Je ne pense pas que je pourrais jamais retourner au Royaume-Uni. J'ai passé mon enfance à l'étranger, puis j'ai déménagé à nouveau à 20 ans et je ne l'ai jamais regretté.

Nicola:
Comme l'a dit Steph, j'ai toujours su que je * voulais * être un voyageur, et au cours des dernières années, c'est exactement ce que j'ai fait, mais j'ai eu mon propre moment de changement d'identité l'année dernière. J'habitais ici à Bilbao mais dans un appartement qui se trouvait à l'intérieur d'une maison où vivaient deux personnes âgées. C'était une sorte de configuration bizarre - je devais traverser leur maison pour me rendre à mon appartement, et parfois j'étais invité à des dîners en famille ou à aller prendre un verre avec eux.

J'avais une semaine de congé pour Pâques et j’avais décidé sur l’impulsion du moment de me rendre dans le sud de l’Espagne et de faire du bénévolat dans une exploitation fruitière biologique (avec Help Exchange). Je devais juste expliquer à mes collègues ce que je faisais et répondre à leurs questions ("tu y vas seul?" "Tu as trouvé ça hier soir?" "Tu prévois de passer ta semaine de vacances à travailler?" vous ne connaissez pas les gens avec qui vous allez rester? »- oui, oui, oui et non). Ils pensaient tous que j'étais fou.

Quand je suis rentré chez moi, je savais que j'allais avoir un peu de mal à expliquer à mes propriétaires âgés. Je pensais qu’ils ne l’auraient pas non plus. J'ai envisagé de mentir juste pour rendre les choses plus faciles ("Je vais rester avec des amis"), mais j'ai décidé d'aller avec la vérité et après un moment en essayant d'expliquer dans un anglais lent et un espagnol cassé, l'homme s'est tourné vers moi et a regardé fixement moi pendant un moment avant de hocher la tête et de dire «Ahh, toi, tu es un aventurier» d'une manière vraiment lente et délibérée. Je pense que ma bouche s'est ouverte et fermée quelques fois comme un poisson avant de confirmer que je l'étais! C'était un grand moment. Il ne l’a pas simplement «compris», il m'a aussi «compris».

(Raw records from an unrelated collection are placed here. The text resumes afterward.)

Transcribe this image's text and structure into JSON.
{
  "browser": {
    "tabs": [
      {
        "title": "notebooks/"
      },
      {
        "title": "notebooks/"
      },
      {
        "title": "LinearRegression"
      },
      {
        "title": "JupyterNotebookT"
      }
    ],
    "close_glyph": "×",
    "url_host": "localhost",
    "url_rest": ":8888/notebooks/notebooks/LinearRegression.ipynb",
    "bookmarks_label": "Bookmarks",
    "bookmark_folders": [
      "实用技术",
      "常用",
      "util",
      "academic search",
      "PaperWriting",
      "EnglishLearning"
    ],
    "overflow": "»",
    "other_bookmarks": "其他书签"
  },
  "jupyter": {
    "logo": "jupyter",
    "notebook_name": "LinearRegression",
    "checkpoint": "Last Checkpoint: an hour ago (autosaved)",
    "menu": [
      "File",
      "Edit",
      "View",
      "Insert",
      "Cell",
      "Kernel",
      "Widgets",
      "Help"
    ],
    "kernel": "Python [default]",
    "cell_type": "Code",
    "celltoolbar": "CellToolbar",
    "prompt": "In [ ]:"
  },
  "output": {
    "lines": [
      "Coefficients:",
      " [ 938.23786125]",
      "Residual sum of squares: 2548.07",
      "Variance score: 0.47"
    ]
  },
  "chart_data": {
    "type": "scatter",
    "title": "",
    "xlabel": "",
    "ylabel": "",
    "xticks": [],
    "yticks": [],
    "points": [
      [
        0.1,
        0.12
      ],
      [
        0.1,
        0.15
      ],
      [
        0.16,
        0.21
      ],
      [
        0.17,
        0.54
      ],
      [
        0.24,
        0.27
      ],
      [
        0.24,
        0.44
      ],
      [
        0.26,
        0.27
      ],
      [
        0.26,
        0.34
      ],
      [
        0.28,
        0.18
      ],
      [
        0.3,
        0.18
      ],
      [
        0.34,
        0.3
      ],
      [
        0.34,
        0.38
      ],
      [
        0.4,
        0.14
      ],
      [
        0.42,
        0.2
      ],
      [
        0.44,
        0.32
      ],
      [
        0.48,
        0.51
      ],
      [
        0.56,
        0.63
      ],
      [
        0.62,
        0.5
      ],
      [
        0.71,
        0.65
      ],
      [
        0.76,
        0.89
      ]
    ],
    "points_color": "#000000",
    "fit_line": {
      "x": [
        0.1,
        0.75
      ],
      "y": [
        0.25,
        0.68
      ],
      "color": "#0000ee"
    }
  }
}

J'avais eu une petite crise d'identité à propos de ce que je faisais de ma vie à l'époque, alors c'était définitivement un moment qui me marquait alors que je continuais sur cette voie!

Quand vous êtes-vous reconnu pour la première fois non seulement comme quelqu'un qui a voyagé mais comme un «voyageur»? Laissez votre histoire dans les commentaires.